Bisnis.com, JAKARTA — Selisih atau spread antara suku bunga Bank Sentral AS Federal Reserve (The Fed) dengan suku bunga acuan Bank Indonesia (BI) diramal akan semakin menipis. Hal itu dapat terjadi jika The Fed kembali mengerek Fed Fund Rate (FFR) 25 bps sedangkan BI tetap mempertahankan suku bunga acuan.
Sebagai gambaran, saat ini FFR ada di level 5,25-5,50 persen, namun The Fed masih akan berpotensi menaikkan suku bunga sekali lagi pada FOMC September 2023 mendatang. Sementara itu, BI diprediksi masih akan menahan suku bunga acuan di level 5,75 persen dalam Rapat Dewan Gubernur (RDG) BI pada 23-24 Agustus 2023.
Head of Fixed Income Research Mandiri Sekuritas Handy Yunianto mengatakan, meskipun spread suku bunga The Fed dan BI makin menipis, investor asing masih akan tetap berminat terhadap pasar obligasi Indonesia.
Menurutnya, yang paling berpengaruh signifikan terhadap masuk atau keluarnya aliran modal asing adalah ekspektasi currency risk atau risiko nilai tukar. Dia pun mencontohkan beberapa bank sentral dari berbagai negara yang suku bunganya jauh lebih rendah dibanding FFR.
"Apakah kalau spread BI dan Fed sama di level 5,75 persen investor asing akan keluar? Mungkin kita harus lihat bank sentral lainnya, contoh Thailand hanya 2,25 persen, Malaysia 3 persen, China 3,45 persen jadi banyak sekali bank sentral yang memang rate-nya di bawah FFR," ujarnya dalam Media Gathering dan Macroeconomic Outlook, Selasa (22/8/2023).
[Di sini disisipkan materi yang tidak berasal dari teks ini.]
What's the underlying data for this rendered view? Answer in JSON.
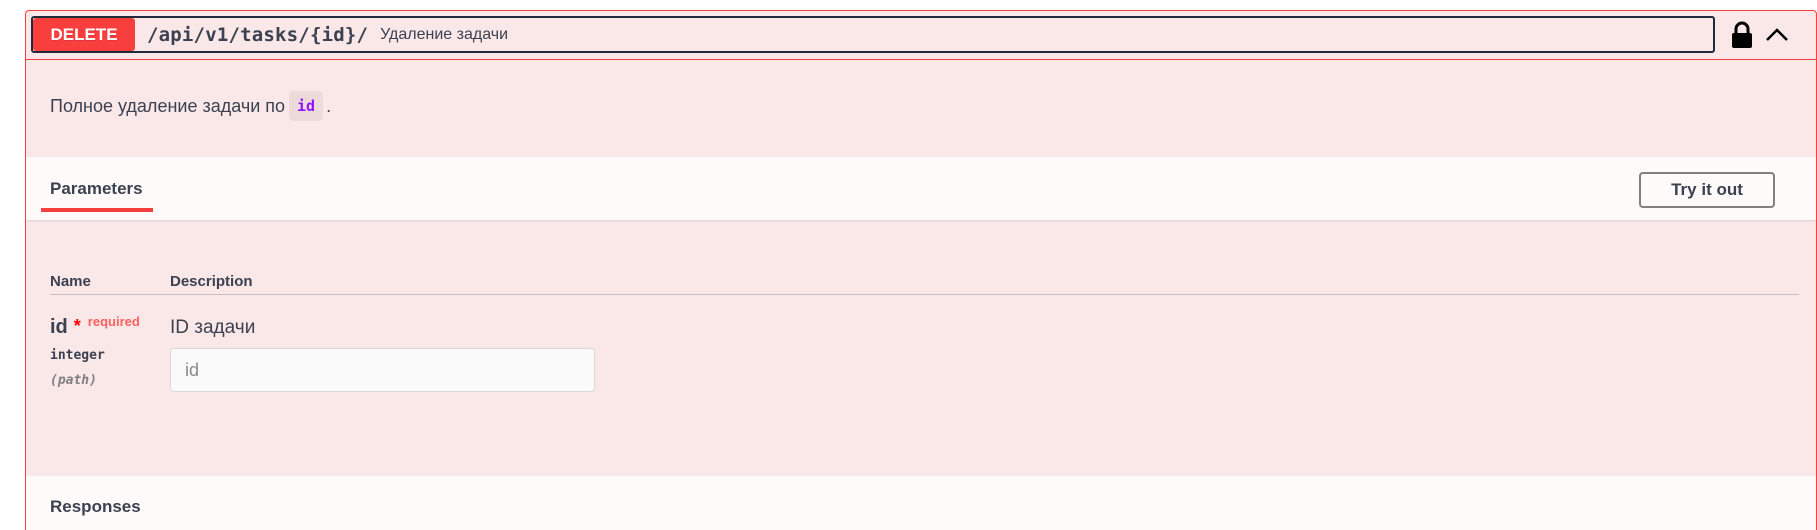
{
  "operation": {
    "method": "DELETE",
    "path": "/api/v1/tasks/{id}/",
    "summary": "Удаление задачи",
    "description_prefix": "Полное удаление задачи по",
    "description_code": "id",
    "description_suffix": "."
  },
  "parameters_section": {
    "tab_label": "Parameters",
    "try_button_label": "Try it out",
    "columns": {
      "name": "Name",
      "description": "Description"
    },
    "params": [
      {
        "name": "id",
        "required_mark": "*",
        "required_label": "required",
        "type": "integer",
        "location": "(path)",
        "description": "ID задачи",
        "input_placeholder": "id",
        "input_value": ""
      }
    ]
  },
  "responses_section": {
    "title": "Responses"
  },
  "icons": {
    "lock": "lock-icon",
    "collapse": "chevron-up-icon"
  },
  "colors": {
    "method_delete": "#f93e3e",
    "block_bg": "#fae7e7",
    "code_text": "#9012fe",
    "required": "#ff0000"
  }
}
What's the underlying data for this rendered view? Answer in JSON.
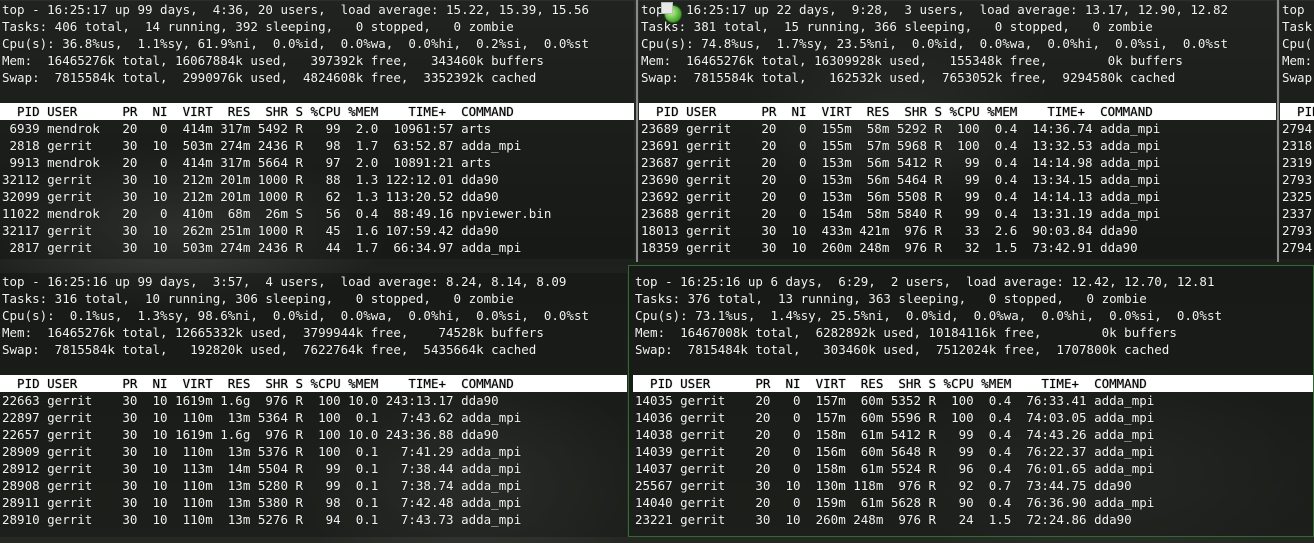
{
  "terminals": [
    {
      "summary": [
        "top - 16:25:17 up 99 days,  4:36, 20 users,  load average: 15.22, 15.39, 15.56",
        "Tasks: 406 total,  14 running, 392 sleeping,   0 stopped,   0 zombie",
        "Cpu(s): 36.8%us,  1.1%sy, 61.9%ni,  0.0%id,  0.0%wa,  0.0%hi,  0.2%si,  0.0%st",
        "Mem:  16465276k total, 16067884k used,   397392k free,   343460k buffers",
        "Swap:  7815584k total,  2990976k used,  4824608k free,  3352392k cached"
      ],
      "header": "  PID USER      PR  NI  VIRT  RES  SHR S %CPU %MEM    TIME+  COMMAND",
      "processes": [
        " 6939 mendrok   20   0  414m 317m 5492 R   99  2.0  10961:57 arts",
        " 2818 gerrit    30  10  503m 274m 2436 R   98  1.7  63:52.87 adda_mpi",
        " 9913 mendrok   20   0  414m 317m 5664 R   97  2.0  10891:21 arts",
        "32112 gerrit    30  10  212m 201m 1000 R   88  1.3 122:12.01 dda90",
        "32099 gerrit    30  10  212m 201m 1000 R   62  1.3 113:20.52 dda90",
        "11022 mendrok   20   0  410m  68m  26m S   56  0.4  88:49.16 npviewer.bin",
        "32117 gerrit    30  10  262m 251m 1000 R   45  1.6 107:59.42 dda90",
        " 2817 gerrit    30  10  503m 274m 2436 R   44  1.7  66:34.97 adda_mpi"
      ]
    },
    {
      "summary": [
        "top - 16:25:17 up 22 days,  9:28,  3 users,  load average: 13.17, 12.90, 12.82",
        "Tasks: 381 total,  15 running, 366 sleeping,   0 stopped,   0 zombie",
        "Cpu(s): 74.8%us,  1.7%sy, 23.5%ni,  0.0%id,  0.0%wa,  0.0%hi,  0.0%si,  0.0%st",
        "Mem:  16465276k total, 16309928k used,   155348k free,        0k buffers",
        "Swap:  7815584k total,   162532k used,  7653052k free,  9294580k cached"
      ],
      "header": "  PID USER      PR  NI  VIRT  RES  SHR S %CPU %MEM    TIME+  COMMAND",
      "processes": [
        "23689 gerrit    20   0  155m  58m 5292 R  100  0.4  14:36.74 adda_mpi",
        "23691 gerrit    20   0  155m  57m 5968 R  100  0.4  13:32.53 adda_mpi",
        "23687 gerrit    20   0  153m  56m 5412 R   99  0.4  14:14.98 adda_mpi",
        "23690 gerrit    20   0  153m  56m 5464 R   99  0.4  13:34.15 adda_mpi",
        "23692 gerrit    20   0  153m  56m 5508 R   99  0.4  14:14.13 adda_mpi",
        "23688 gerrit    20   0  154m  58m 5840 R   99  0.4  13:31.19 adda_mpi",
        "18013 gerrit    30  10  433m 421m  976 R   33  2.6  90:03.84 dda90",
        "18359 gerrit    30  10  260m 248m  976 R   32  1.5  73:42.91 dda90"
      ]
    },
    {
      "summary": [
        "top",
        "Task",
        "Cpu(",
        "Mem:",
        "Swap"
      ],
      "header": "  PID",
      "processes": [
        "2794",
        "2318",
        "2319",
        "2793",
        "2325",
        "2337",
        "2793",
        "2794"
      ]
    },
    {
      "summary": [
        "top - 16:25:16 up 99 days,  3:57,  4 users,  load average: 8.24, 8.14, 8.09",
        "Tasks: 316 total,  10 running, 306 sleeping,   0 stopped,   0 zombie",
        "Cpu(s):  0.1%us,  1.3%sy, 98.6%ni,  0.0%id,  0.0%wa,  0.0%hi,  0.0%si,  0.0%st",
        "Mem:  16465276k total, 12665332k used,  3799944k free,    74528k buffers",
        "Swap:  7815584k total,   192820k used,  7622764k free,  5435664k cached"
      ],
      "header": "  PID USER      PR  NI  VIRT  RES  SHR S %CPU %MEM    TIME+  COMMAND",
      "processes": [
        "22663 gerrit    30  10 1619m 1.6g  976 R  100 10.0 243:13.17 dda90",
        "22897 gerrit    30  10  110m  13m 5364 R  100  0.1   7:43.62 adda_mpi",
        "22657 gerrit    30  10 1619m 1.6g  976 R  100 10.0 243:36.88 dda90",
        "28909 gerrit    30  10  110m  13m 5376 R  100  0.1   7:41.29 adda_mpi",
        "28912 gerrit    30  10  113m  14m 5504 R   99  0.1   7:38.44 adda_mpi",
        "28908 gerrit    30  10  110m  13m 5280 R   99  0.1   7:38.74 adda_mpi",
        "28911 gerrit    30  10  110m  13m 5380 R   98  0.1   7:42.48 adda_mpi",
        "28910 gerrit    30  10  110m  13m 5276 R   94  0.1   7:43.73 adda_mpi"
      ]
    },
    {
      "summary": [
        "top - 16:25:16 up 6 days,  6:29,  2 users,  load average: 12.42, 12.70, 12.81",
        "Tasks: 376 total,  13 running, 363 sleeping,   0 stopped,   0 zombie",
        "Cpu(s): 73.1%us,  1.4%sy, 25.5%ni,  0.0%id,  0.0%wa,  0.0%hi,  0.0%si,  0.0%st",
        "Mem:  16467008k total,  6282892k used, 10184116k free,        0k buffers",
        "Swap:  7815484k total,   303460k used,  7512024k free,  1707800k cached"
      ],
      "header": "  PID USER      PR  NI  VIRT  RES  SHR S %CPU %MEM    TIME+  COMMAND",
      "processes": [
        "14035 gerrit    20   0  157m  60m 5352 R  100  0.4  76:33.41 adda_mpi",
        "14036 gerrit    20   0  157m  60m 5596 R  100  0.4  74:03.05 adda_mpi",
        "14038 gerrit    20   0  158m  61m 5412 R   99  0.4  74:43.26 adda_mpi",
        "14039 gerrit    20   0  156m  60m 5648 R   99  0.4  76:22.37 adda_mpi",
        "14037 gerrit    20   0  158m  61m 5524 R   96  0.4  76:01.65 adda_mpi",
        "25567 gerrit    30  10  130m 118m  976 R   92  0.7  73:44.75 dda90",
        "14040 gerrit    20   0  159m  61m 5628 R   90  0.4  76:36.90 adda_mpi",
        "23221 gerrit    30  10  260m 248m  976 R   24  1.5  72:24.86 dda90"
      ]
    }
  ]
}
Lebih lanjut, dia mengatakan, Indonesia perlu menjaga neraca transaksi berjalan (current account) dan juga inflasi di level rendah agar investor asing tetap tertarik terhadap pasar obligasi Indonesia.
Baca Juga
"Kami percaya investor asing masih akan kembali banyak masuk ke Indonesia pada kuartal IV ketika Fed Fund Rate telah mencapai puncaknya pada September 2023. Kami melihat potensi yield SBN akan dapat kembali berada di kisaran 6,1-6,3 persen pada 2023 dengan potensi foreign capital inflows tersebut," kata Handy.
Sebagai informasi, yield obligasi Indonesia 10 tahun berada di level 6,79 persen pada Selasa, (22/8/2023), sedangkan US Treasury yield 10 tahun berada di level 4,31 persen.
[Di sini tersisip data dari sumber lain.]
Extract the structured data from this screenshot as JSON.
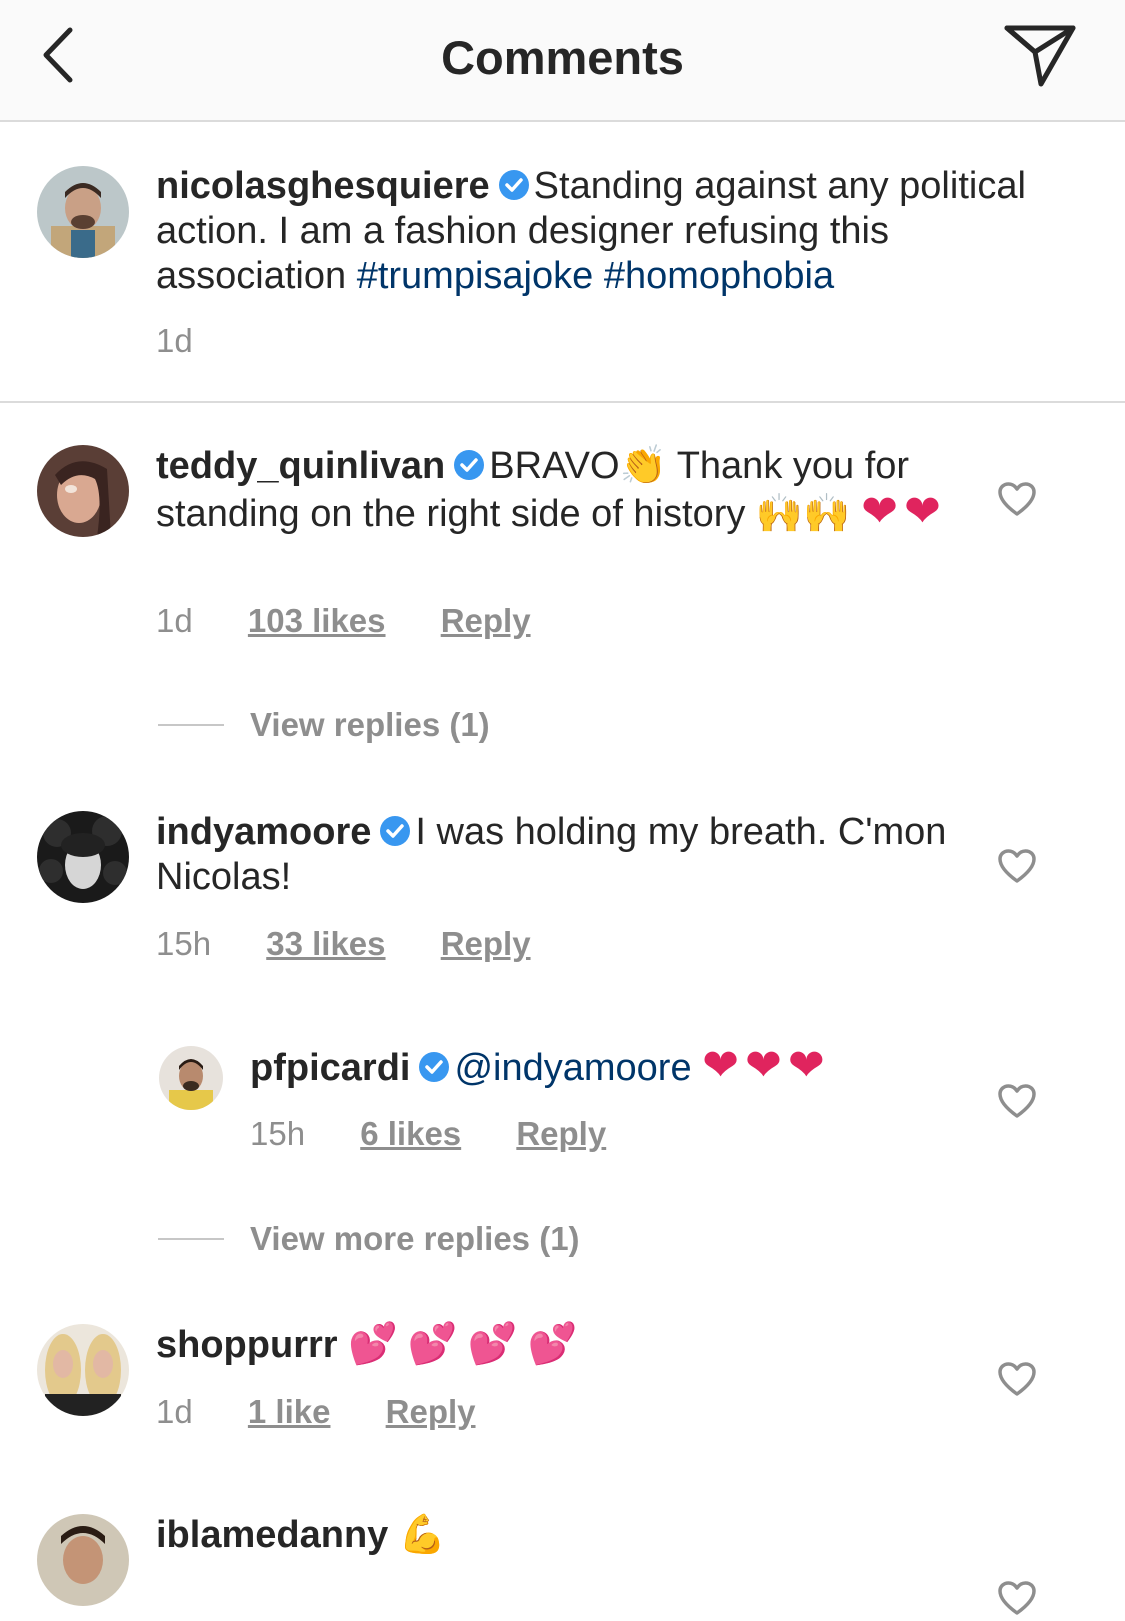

Adapun sepanjang semester I/2023 tercatat net buy investor asing di pasar obligasi sebesar Rp84 triliun. Saat ini kepemilikan asing di Surat Berharga Negara (SBN) mencapai 15,6 persen dari total, lebih tinggi dibandingkan posisi terendahnya di sekitar 14 persen.
Sedangkan berdasarkan data transaksi Bank Indonesia periode 14–16 Agustus 2023, nonresiden di pasar keuangan domestik melakukan jual neto Rp6,79 triliun terdiri dari jual neto Rp3,65 triliun di pasar SBN dan jual neto Rp3,14 triliun di pasar saham.
Sepanjang tahun 2023, berdasarkan data setelmen hingga 16 Agustus 2023, nonresiden beli neto Rp94,95 triliun di pasar SBN dan beli neto Rp4,82 triliun di pasar saham.